Documenter les preuves
Créez un dossier simple avec facture annotée, plan, simulation, devis comparés, conditions d'aide, demandes officielles, photos avant et après, certificats, garanties et relevés de production. Notez la date de chaque information, car tarifs et programmes évoluent. Une capture d'écran sans date ne remplace pas une condition contractuelle. La preuve doit répondre à trois questions : quel montant était annoncé, quelle condition s'appliquait, et quelle personne devait agir ? Cette méthode protège le budget, facilite une vente future et réduit les échanges incomplets avec le réseau, l'assureur ou l'administration.
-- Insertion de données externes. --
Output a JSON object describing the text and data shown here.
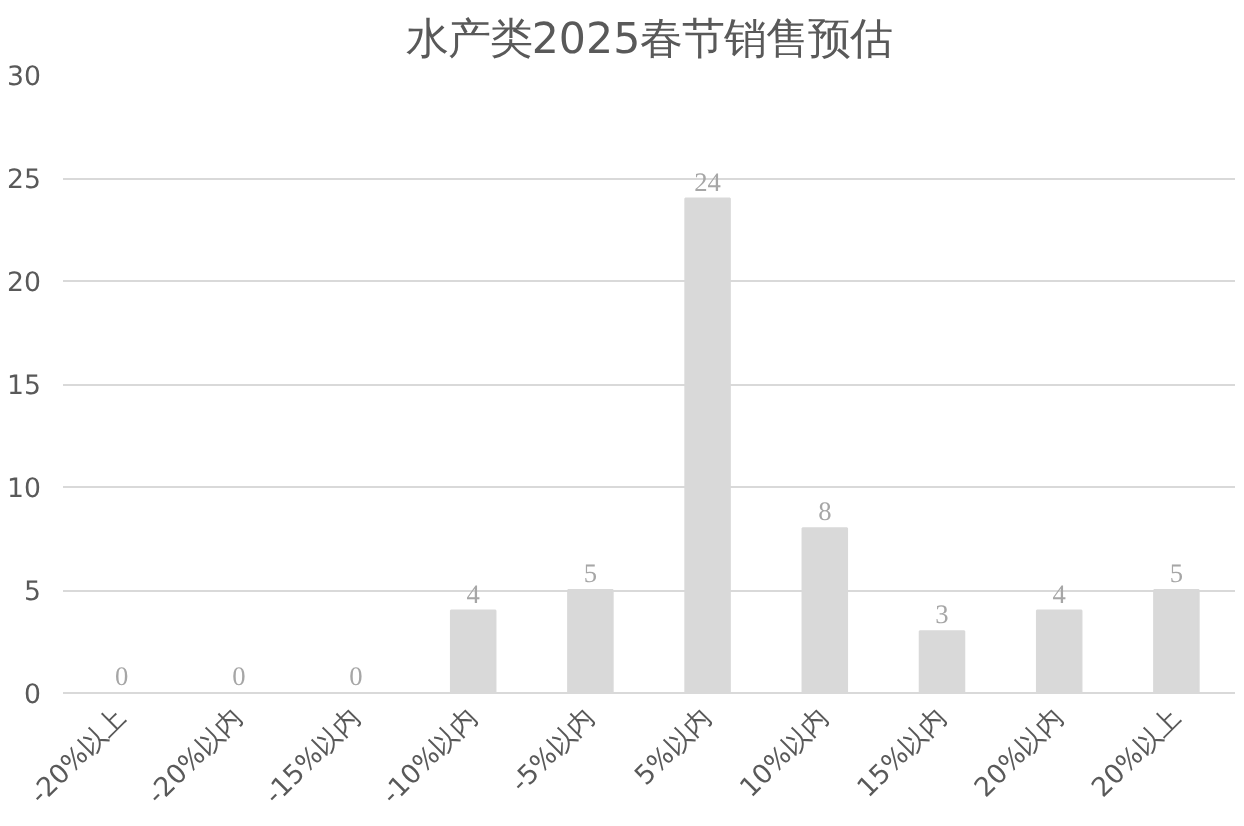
{
  "chart_data": {
    "type": "bar",
    "title": "水产类2025春节销售预估",
    "categories": [
      "-20%以上",
      "-20%以内",
      "-15%以内",
      "-10%以内",
      "-5%以内",
      "5%以内",
      "10%以内",
      "15%以内",
      "20%以内",
      "20%以上"
    ],
    "values": [
      0,
      0,
      0,
      4,
      5,
      24,
      8,
      3,
      4,
      5
    ],
    "color": "#d9d9d9",
    "ylim": [
      0,
      30
    ],
    "yticks": [
      0,
      5,
      10,
      15,
      20,
      25,
      30
    ],
    "grid": "y",
    "data_labels": true
  }
}
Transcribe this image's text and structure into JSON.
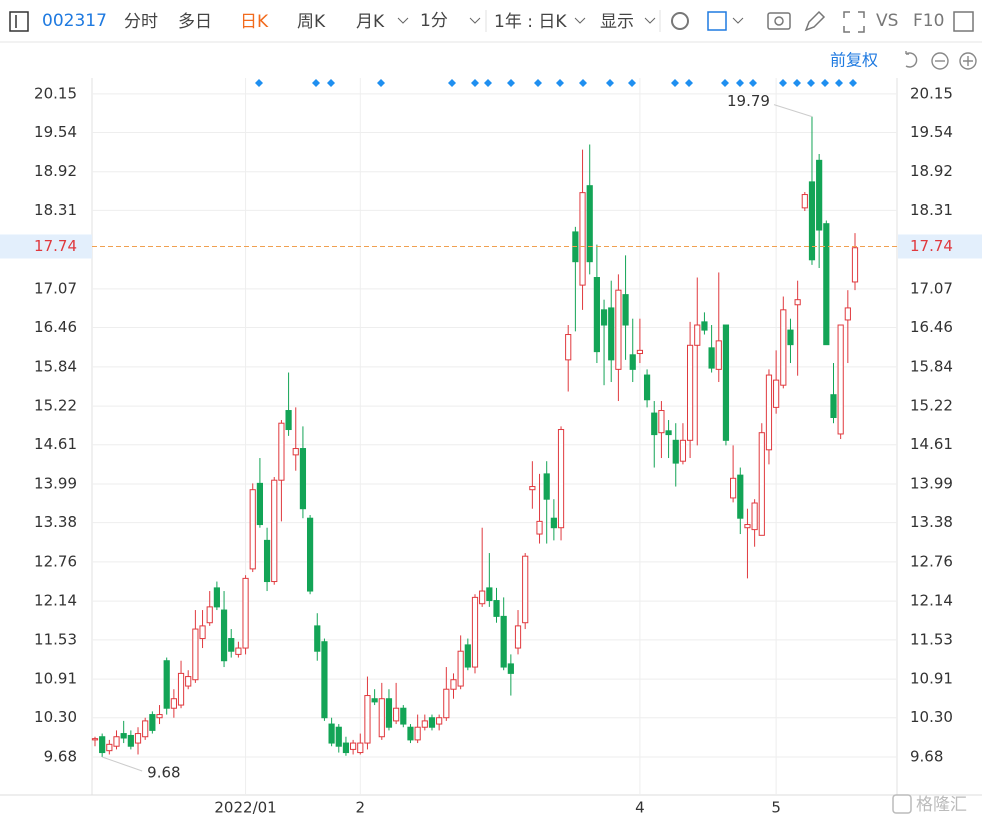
{
  "toolbar": {
    "code": "002317",
    "tabs": [
      "分时",
      "多日",
      "日K",
      "周K",
      "月K"
    ],
    "interval": "1分",
    "range": "1年 : 日K",
    "display": "显示",
    "vs": "VS",
    "f10": "F10"
  },
  "adjust": "前复权",
  "watermark": "格隆汇",
  "chart_data": {
    "type": "candlestick",
    "categories": [
      null,
      null,
      null,
      null,
      null,
      null,
      null,
      null,
      null,
      null,
      null,
      null,
      null,
      null,
      null,
      null,
      null,
      null,
      null,
      null,
      null,
      "2022/01",
      null,
      null,
      null,
      null,
      null,
      null,
      null,
      null,
      null,
      null,
      null,
      null,
      null,
      null,
      null,
      "2",
      null,
      null,
      null,
      null,
      null,
      null,
      null,
      null,
      null,
      null,
      null,
      null,
      null,
      null,
      null,
      null,
      null,
      null,
      null,
      null,
      null,
      null,
      null,
      null,
      null,
      null,
      null,
      null,
      null,
      null,
      null,
      null,
      null,
      null,
      null,
      null,
      null,
      null,
      "4",
      null,
      null,
      null,
      null,
      null,
      null,
      null,
      null,
      null,
      null,
      null,
      null,
      null,
      null,
      null,
      null,
      null,
      null,
      "5",
      null,
      null,
      null,
      null,
      null,
      null,
      null,
      null,
      null,
      null,
      null
    ],
    "open": [
      9.95,
      10.0,
      9.78,
      9.85,
      10.05,
      10.02,
      9.9,
      10.0,
      10.35,
      10.3,
      11.2,
      10.45,
      10.5,
      10.8,
      10.9,
      11.55,
      11.8,
      12.35,
      12.0,
      11.55,
      11.3,
      11.4,
      12.65,
      14.0,
      13.1,
      12.45,
      14.05,
      15.15,
      14.45,
      14.55,
      13.45,
      11.75,
      11.5,
      10.2,
      10.15,
      9.9,
      9.8,
      9.75,
      9.9,
      10.6,
      10.0,
      10.6,
      10.25,
      10.45,
      10.15,
      9.95,
      10.15,
      10.3,
      10.2,
      10.3,
      10.75,
      10.8,
      11.45,
      11.1,
      12.1,
      12.35,
      12.15,
      11.9,
      11.15,
      11.4,
      11.8,
      13.9,
      13.2,
      14.15,
      13.45,
      13.3,
      15.95,
      17.97,
      17.13,
      18.7,
      17.25,
      16.74,
      16.77,
      15.8,
      16.98,
      16.03,
      16.05,
      15.71,
      15.11,
      14.8,
      14.83,
      14.68,
      14.35,
      14.68,
      16.18,
      16.55,
      16.14,
      15.8,
      16.5,
      13.77,
      14.13,
      13.3,
      13.27,
      13.18,
      14.53,
      15.2,
      15.55,
      16.42,
      16.82,
      18.35,
      18.76,
      19.1,
      18.1,
      15.4,
      14.78,
      16.58,
      17.18
    ],
    "high": [
      10.0,
      10.05,
      9.95,
      10.1,
      10.25,
      10.1,
      10.15,
      10.3,
      10.4,
      10.5,
      11.25,
      10.75,
      11.2,
      11.05,
      12.0,
      12.0,
      12.3,
      12.45,
      12.3,
      11.7,
      11.5,
      12.55,
      14.0,
      14.4,
      13.3,
      14.1,
      15.0,
      15.75,
      15.2,
      14.9,
      13.5,
      11.95,
      11.55,
      10.3,
      10.2,
      10.0,
      9.95,
      10.05,
      10.95,
      10.75,
      10.85,
      10.75,
      10.85,
      10.5,
      10.2,
      10.35,
      10.35,
      10.35,
      10.35,
      11.1,
      11.0,
      11.6,
      11.55,
      12.25,
      13.3,
      12.9,
      12.35,
      12.2,
      11.3,
      12.0,
      12.9,
      14.35,
      14.15,
      14.35,
      13.75,
      14.9,
      16.5,
      18.05,
      19.27,
      19.35,
      17.77,
      16.9,
      17.2,
      17.3,
      17.6,
      16.6,
      16.6,
      15.8,
      15.3,
      15.3,
      15.0,
      14.95,
      14.95,
      16.55,
      17.25,
      16.7,
      16.5,
      17.33,
      16.5,
      14.6,
      14.25,
      13.6,
      13.75,
      14.95,
      15.8,
      16.1,
      16.95,
      16.6,
      17.2,
      18.6,
      19.79,
      19.2,
      18.15,
      15.9,
      16.5,
      17.05,
      17.95
    ],
    "low": [
      9.85,
      9.68,
      9.72,
      9.8,
      9.9,
      9.8,
      9.72,
      9.95,
      10.05,
      10.2,
      10.35,
      10.3,
      10.45,
      10.75,
      10.85,
      11.4,
      11.75,
      12.0,
      11.1,
      11.25,
      11.25,
      11.3,
      12.6,
      13.3,
      12.3,
      12.4,
      13.4,
      14.75,
      14.2,
      13.45,
      12.25,
      11.2,
      10.25,
      9.85,
      9.75,
      9.7,
      9.72,
      9.72,
      9.8,
      10.5,
      9.95,
      10.1,
      10.2,
      10.15,
      9.9,
      9.9,
      10.1,
      10.1,
      10.1,
      10.25,
      10.6,
      10.75,
      11.05,
      11.0,
      12.05,
      12.05,
      11.8,
      11.05,
      10.65,
      11.3,
      11.7,
      13.6,
      13.05,
      13.05,
      13.1,
      13.1,
      15.45,
      16.4,
      16.74,
      17.3,
      15.9,
      15.55,
      15.6,
      15.3,
      15.95,
      15.6,
      15.9,
      15.2,
      14.25,
      14.4,
      14.4,
      13.95,
      14.3,
      14.4,
      14.6,
      16.35,
      15.75,
      15.6,
      14.6,
      13.7,
      13.2,
      12.5,
      13.0,
      13.18,
      14.3,
      15.1,
      15.5,
      15.9,
      15.7,
      18.3,
      17.45,
      17.4,
      16.19,
      14.95,
      14.7,
      15.9,
      17.05
    ],
    "close": [
      9.97,
      9.75,
      9.88,
      10.0,
      9.98,
      9.85,
      10.05,
      10.25,
      10.1,
      10.35,
      10.45,
      10.6,
      11.0,
      10.95,
      11.7,
      11.75,
      12.05,
      12.05,
      11.2,
      11.35,
      11.4,
      12.5,
      13.9,
      13.35,
      12.45,
      14.05,
      14.95,
      14.85,
      14.55,
      13.6,
      12.3,
      11.35,
      10.3,
      9.9,
      9.85,
      9.75,
      9.9,
      9.9,
      10.65,
      10.55,
      10.6,
      10.15,
      10.45,
      10.2,
      9.95,
      10.15,
      10.25,
      10.15,
      10.3,
      10.75,
      10.9,
      11.35,
      11.1,
      12.2,
      12.3,
      12.15,
      11.9,
      11.1,
      11.0,
      11.75,
      12.85,
      13.95,
      13.4,
      13.75,
      13.3,
      14.85,
      16.35,
      17.5,
      18.59,
      17.5,
      16.08,
      16.5,
      15.95,
      17.05,
      16.5,
      15.8,
      16.1,
      15.32,
      14.77,
      15.15,
      14.77,
      14.32,
      14.68,
      16.18,
      16.5,
      16.42,
      15.82,
      16.25,
      14.68,
      14.08,
      13.45,
      13.35,
      13.69,
      14.8,
      15.71,
      15.63,
      16.74,
      16.19,
      16.9,
      18.56,
      17.53,
      18.0,
      16.19,
      15.04,
      16.5,
      16.77,
      17.72
    ],
    "up_color": "#e0393e",
    "down_color": "#13a456",
    "ylim": [
      9.08,
      20.4
    ],
    "yticks": [
      {
        "value": 9.68,
        "label": "9.68"
      },
      {
        "value": 10.3,
        "label": "10.30"
      },
      10.91,
      11.53,
      12.14,
      12.76,
      13.38,
      13.99,
      14.61,
      15.22,
      15.84,
      16.46,
      17.07,
      18.31,
      18.92,
      19.54,
      20.15
    ],
    "current_price": 17.74,
    "max_label": 19.79,
    "min_label": 9.68,
    "grid": true
  }
}
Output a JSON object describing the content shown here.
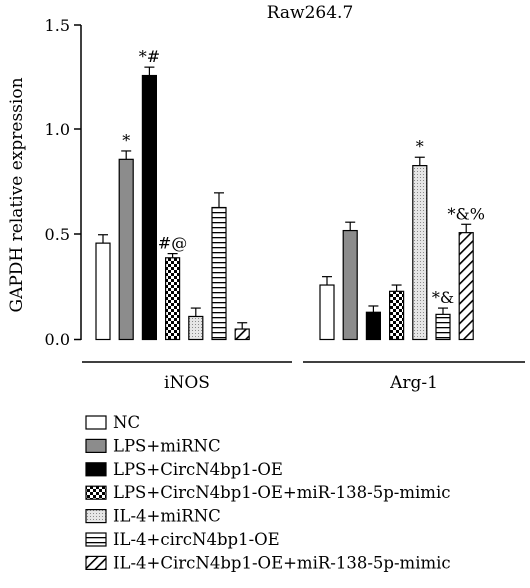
{
  "chart_data": {
    "type": "bar",
    "title": "Raw264.7",
    "ylabel": "GAPDH relative expression",
    "xlabel": "",
    "ylim": [
      0,
      1.5
    ],
    "yticks": [
      "0.0",
      "0.5",
      "1.0",
      "1.5"
    ],
    "groups": [
      "iNOS",
      "Arg-1"
    ],
    "grid": false,
    "legend_position": "bottom",
    "series": [
      {
        "name": "NC",
        "pattern": "white",
        "values": [
          0.46,
          0.26
        ],
        "errors": [
          0.04,
          0.04
        ],
        "annotations": [
          "",
          ""
        ]
      },
      {
        "name": "LPS+miRNC",
        "pattern": "gray",
        "values": [
          0.86,
          0.52
        ],
        "errors": [
          0.04,
          0.04
        ],
        "annotations": [
          "*",
          ""
        ]
      },
      {
        "name": "LPS+CircN4bp1-OE",
        "pattern": "black",
        "values": [
          1.26,
          0.13
        ],
        "errors": [
          0.04,
          0.03
        ],
        "annotations": [
          "*#",
          ""
        ]
      },
      {
        "name": "LPS+CircN4bp1-OE+miR-138-5p-mimic",
        "pattern": "checker",
        "values": [
          0.39,
          0.23
        ],
        "errors": [
          0.02,
          0.03
        ],
        "annotations": [
          "#@",
          ""
        ]
      },
      {
        "name": "IL-4+miRNC",
        "pattern": "dots",
        "values": [
          0.11,
          0.83
        ],
        "errors": [
          0.04,
          0.04
        ],
        "annotations": [
          "",
          "*"
        ]
      },
      {
        "name": "IL-4+circN4bp1-OE",
        "pattern": "hlines",
        "values": [
          0.63,
          0.12
        ],
        "errors": [
          0.07,
          0.03
        ],
        "annotations": [
          "",
          "*&"
        ]
      },
      {
        "name": "IL-4+CircN4bp1-OE+miR-138-5p-mimic",
        "pattern": "diag",
        "values": [
          0.05,
          0.51
        ],
        "errors": [
          0.03,
          0.04
        ],
        "annotations": [
          "",
          "*&%"
        ]
      }
    ]
  }
}
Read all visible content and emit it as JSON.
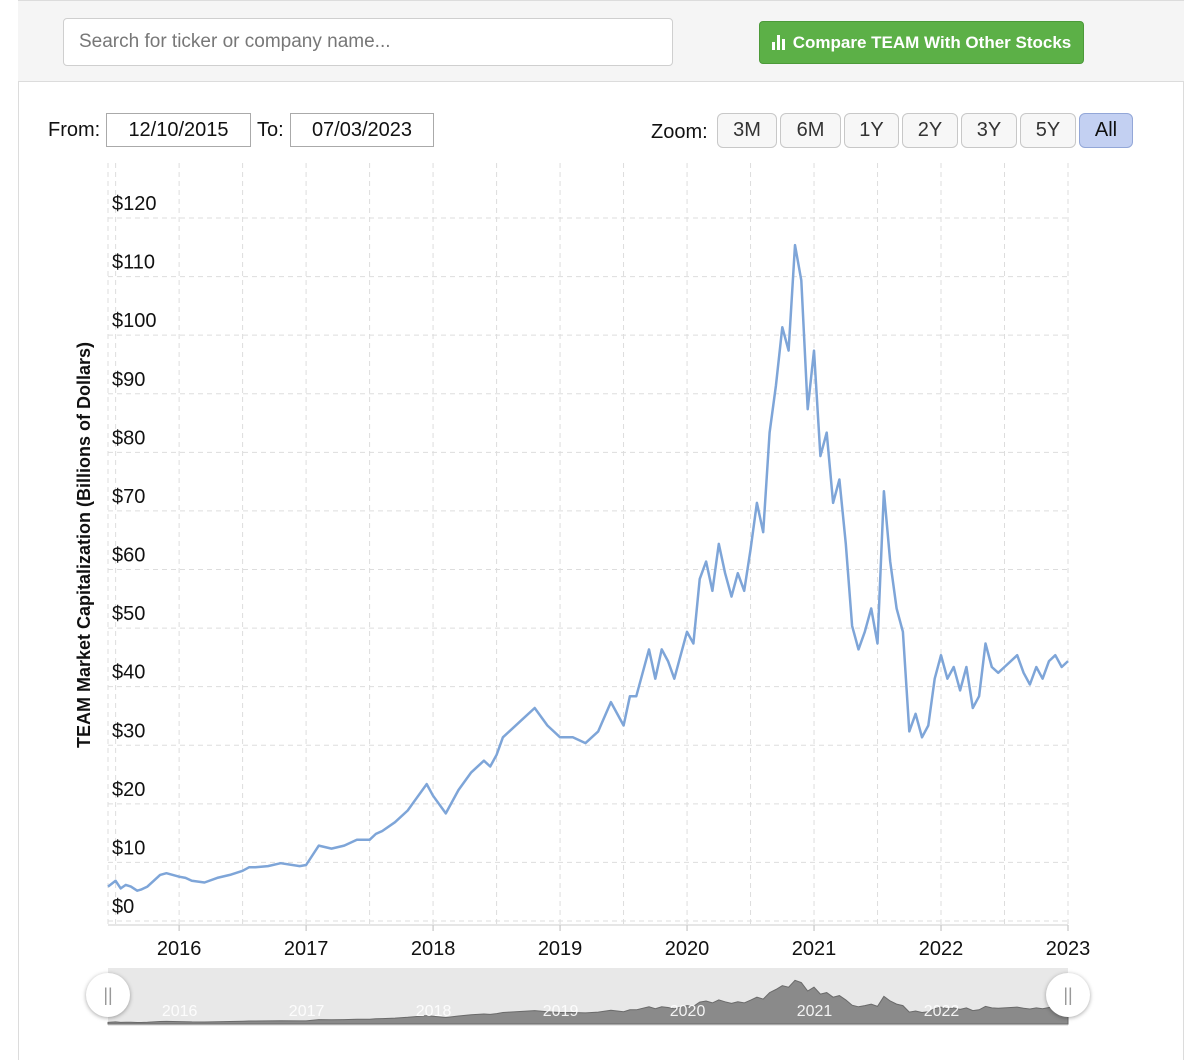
{
  "search": {
    "placeholder": "Search for ticker or company name..."
  },
  "compare_button": {
    "label": "Compare TEAM With Other Stocks",
    "color": "#5cb047"
  },
  "range": {
    "from_label": "From:",
    "from_value": "12/10/2015",
    "to_label": "To:",
    "to_value": "07/03/2023"
  },
  "zoom": {
    "label": "Zoom:",
    "options": [
      "3M",
      "6M",
      "1Y",
      "2Y",
      "3Y",
      "5Y",
      "All"
    ],
    "selected": "All"
  },
  "navigator": {
    "handle_left": "||",
    "handle_right": "||",
    "labels": [
      "2016",
      "2017",
      "2018",
      "2019",
      "2020",
      "2021",
      "2022"
    ]
  },
  "chart_data": {
    "type": "line",
    "title": "",
    "xlabel": "",
    "ylabel": "TEAM Market Capitalization (Billions of Dollars)",
    "ylim": [
      0,
      120
    ],
    "xlim": [
      2015.94,
      2023.5
    ],
    "y_ticks": [
      0,
      10,
      20,
      30,
      40,
      50,
      60,
      70,
      80,
      90,
      100,
      110,
      120
    ],
    "y_tick_labels": [
      "$0",
      "$10",
      "$20",
      "$30",
      "$40",
      "$50",
      "$60",
      "$70",
      "$80",
      "$90",
      "$100",
      "$110",
      "$120"
    ],
    "x_ticks": [
      2016.5,
      2017.5,
      2018.5,
      2019.5,
      2020.5,
      2021.5,
      2022.5,
      2023.5
    ],
    "x_tick_labels": [
      "2016",
      "2017",
      "2018",
      "2019",
      "2020",
      "2021",
      "2022",
      "2023"
    ],
    "grid": true,
    "line_color": "#7ea5d8",
    "series": [
      {
        "name": "TEAM Market Cap",
        "x": [
          2015.94,
          2016.0,
          2016.04,
          2016.08,
          2016.12,
          2016.17,
          2016.2,
          2016.25,
          2016.3,
          2016.35,
          2016.4,
          2016.45,
          2016.5,
          2016.55,
          2016.6,
          2016.7,
          2016.8,
          2016.9,
          2017.0,
          2017.05,
          2017.1,
          2017.2,
          2017.3,
          2017.45,
          2017.5,
          2017.6,
          2017.7,
          2017.8,
          2017.9,
          2018.0,
          2018.05,
          2018.1,
          2018.2,
          2018.3,
          2018.35,
          2018.45,
          2018.5,
          2018.6,
          2018.7,
          2018.8,
          2018.9,
          2018.95,
          2019.0,
          2019.05,
          2019.1,
          2019.2,
          2019.3,
          2019.4,
          2019.5,
          2019.6,
          2019.7,
          2019.8,
          2019.9,
          2020.0,
          2020.05,
          2020.1,
          2020.2,
          2020.25,
          2020.3,
          2020.35,
          2020.4,
          2020.5,
          2020.55,
          2020.6,
          2020.65,
          2020.7,
          2020.75,
          2020.8,
          2020.85,
          2020.9,
          2020.95,
          2021.0,
          2021.05,
          2021.1,
          2021.15,
          2021.2,
          2021.25,
          2021.3,
          2021.35,
          2021.4,
          2021.45,
          2021.5,
          2021.55,
          2021.6,
          2021.65,
          2021.7,
          2021.75,
          2021.8,
          2021.85,
          2021.9,
          2021.95,
          2022.0,
          2022.05,
          2022.1,
          2022.15,
          2022.2,
          2022.25,
          2022.3,
          2022.35,
          2022.4,
          2022.45,
          2022.5,
          2022.55,
          2022.6,
          2022.65,
          2022.7,
          2022.75,
          2022.8,
          2022.85,
          2022.9,
          2022.95,
          2023.0,
          2023.05,
          2023.1,
          2023.15,
          2023.2,
          2023.25,
          2023.3,
          2023.35,
          2023.4,
          2023.45,
          2023.5
        ],
        "values": [
          4.5,
          5.5,
          4.2,
          4.8,
          4.5,
          3.8,
          4.0,
          4.5,
          5.5,
          6.5,
          6.8,
          6.5,
          6.2,
          6.0,
          5.5,
          5.2,
          6.0,
          6.5,
          7.2,
          7.8,
          7.8,
          8.0,
          8.5,
          8.0,
          8.2,
          11.5,
          11.0,
          11.5,
          12.5,
          12.5,
          13.5,
          14.0,
          15.5,
          17.5,
          19.0,
          22.0,
          20.0,
          17.0,
          21.0,
          24.0,
          26.0,
          25.0,
          27.0,
          30.0,
          31.0,
          33.0,
          35.0,
          32.0,
          30.0,
          30.0,
          29.0,
          31.0,
          36.0,
          32.0,
          37.0,
          37.0,
          45.0,
          40.0,
          45.0,
          43.0,
          40.0,
          48.0,
          46.0,
          57.0,
          60.0,
          55.0,
          63.0,
          58.0,
          54.0,
          58.0,
          55.0,
          62.0,
          70.0,
          65.0,
          82.0,
          90.0,
          100.0,
          96.0,
          114.0,
          108.0,
          86.0,
          96.0,
          78.0,
          82.0,
          70.0,
          74.0,
          63.0,
          49.0,
          45.0,
          48.0,
          52.0,
          46.0,
          72.0,
          60.0,
          52.0,
          48.0,
          31.0,
          34.0,
          30.0,
          32.0,
          40.0,
          44.0,
          40.0,
          42.0,
          38.0,
          42.0,
          35.0,
          37.0,
          46.0,
          42.0,
          41.0,
          42.0,
          43.0,
          44.0,
          41.0,
          39.0,
          42.0,
          40.0,
          43.0,
          44.0,
          42.0,
          43.0
        ]
      }
    ]
  }
}
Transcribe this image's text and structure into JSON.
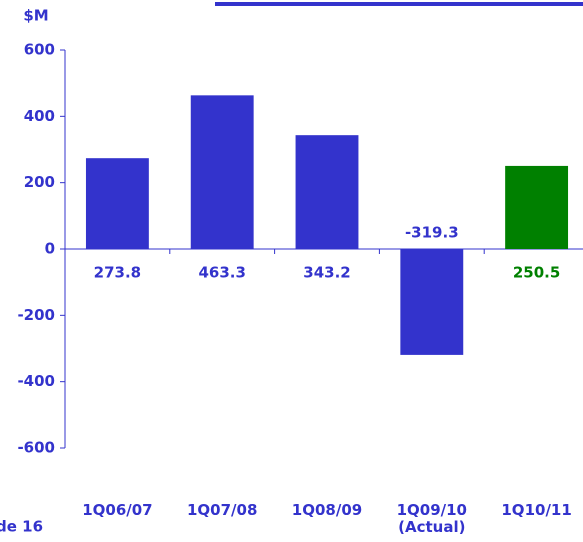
{
  "chart_data": {
    "type": "bar",
    "y_label": "$M",
    "categories": [
      "1Q06/07",
      "1Q07/08",
      "1Q08/09",
      "1Q09/10 (Actual)",
      "1Q10/11"
    ],
    "values": [
      273.8,
      463.3,
      343.2,
      -319.3,
      250.5
    ],
    "colors": [
      "#3333cc",
      "#3333cc",
      "#3333cc",
      "#3333cc",
      "#008000"
    ],
    "ylim": [
      -600,
      600
    ],
    "yticks": [
      -600,
      -400,
      -200,
      0,
      200,
      400,
      600
    ],
    "grid": false,
    "footer": "de 16"
  }
}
La checklist avant signature
Avant de signer, relisez le titre du projet, l'adresse, le propriétaire, la puissance, les références, la production, les exclusions, le prix brut, le prix net, la TVA, les aides, la date de début, le délai, la réception, la garantie et la résiliation. Demandez une réponse écrite à chaque point qui reste vague. Utilisez les termes suivants dans votre dossier : crédit, abonnement, kilowattheure, capacité, cycles, rendement, SOC, LFP, réseau, restitution, résiliation, surplus, profil, arbitrage, secours. Ils ne sont pas une promesse de résultat ; ils servent à vérifier que le professionnel parle du même périmètre que vous. Une bonne offre transforme ces sujets en responsabilités, mesures et documents identifiables.
Utilisez cette section avec votre facture, votre plan de toiture et vos devis. La décision finale doit rester liée aux conditions officielles, au raccordement réel et au contrat écrit.